2. Bei Zeitkarten wird die Häufigkeit der Nutzung nicht berücksichtigt

Daher ist diese Methode eher ein Relikt aus der Anfangszeit kleiner Verkehrsverbünde. Ursprünglich wurden auf Basis der verkauften Fahrkarten auch Fahrgastzahlen und die damit die Verkehrsnachfrage im Verbundraum berechnet. Heutigen Bedürfnissen an die Genauigkeit kommt das nicht nach.

Bei der BC100 wäre diese Berechnungsweise gänzlich ungeeignet, denn es tritt m. W. n. immer DB Vertrieb im Auftrag von DB Fernverkehr als ausgebendes Unternehmen der Fahrkarte auf (bitte korrigieren, wenn ich da falsch liege).

Aufteilung nach der Beförderungsleistung

Diese Methode ist auch vergleichsweise einfach zu berechnen, aber schon deutlich genauer.

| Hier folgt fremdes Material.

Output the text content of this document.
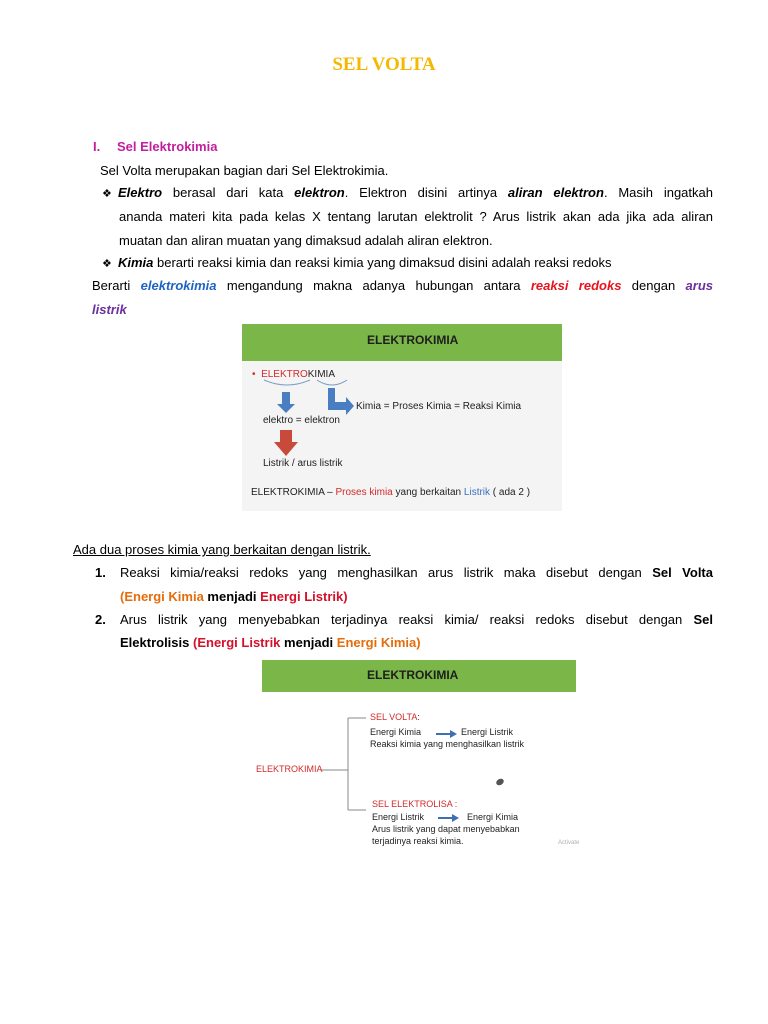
SEL VOLTA
I. Sel Elektrokimia
Sel Volta merupakan bagian dari Sel Elektrokimia.
❖ Elektro berasal dari kata elektron. Elektron disini artinya aliran elektron. Masih ingatkah
ananda materi kita pada kelas X tentang larutan elektrolit ? Arus listrik akan ada jika ada aliran
muatan dan aliran muatan yang dimaksud adalah aliran elektron.
❖ Kimia berarti reaksi kimia dan reaksi kimia yang dimaksud disini adalah reaksi redoks
Berarti elektrokimia mengandung makna adanya hubungan antara reaksi redoks dengan arus
listrik
ELEKTROKIMIA
• ELEKTROKIMIA
Kimia = Proses Kimia = Reaksi Kimia
elektro = elektron
Listrik / arus listrik
ELEKTROKIMIA – Proses kimia yang berkaitan Listrik ( ada 2 )
Ada dua proses kimia yang berkaitan dengan listrik.
1. Reaksi kimia/reaksi redoks yang menghasilkan arus listrik maka disebut dengan Sel Volta
(Energi Kimia menjadi Energi Listrik)
2. Arus listrik yang menyebabkan terjadinya reaksi kimia/ reaksi redoks disebut dengan Sel
Elektrolisis (Energi Listrik menjadi Energi Kimia)
ELEKTROKIMIA
ELEKTROKIMIA
SEL VOLTA:
Energi Kimia	Energi Listrik
Reaksi kimia yang menghasilkan listrik
SEL ELEKTROLISA :
Energi Listrik	Energi Kimia
Arus listrik yang dapat menyebabkan
terjadinya reaksi kimia.	Activate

Die Einnahmen werden nach dem Anteil der erbrachten Beförderungsleistung in Pkm verteilt.

Beispiel:
- Unternehmen A erbringt 7 Mio. Pkm pro Jahr
- Unternehmen B erbringt 10 Mio. Pkm pro Jahr
- Unternehmen C erbringt 3 Mio. Pkm pro Jahr

Dann erhält Unternehmen A 35%, Unternehmen B 50% und Unternehmen C 15% der Einnahmen.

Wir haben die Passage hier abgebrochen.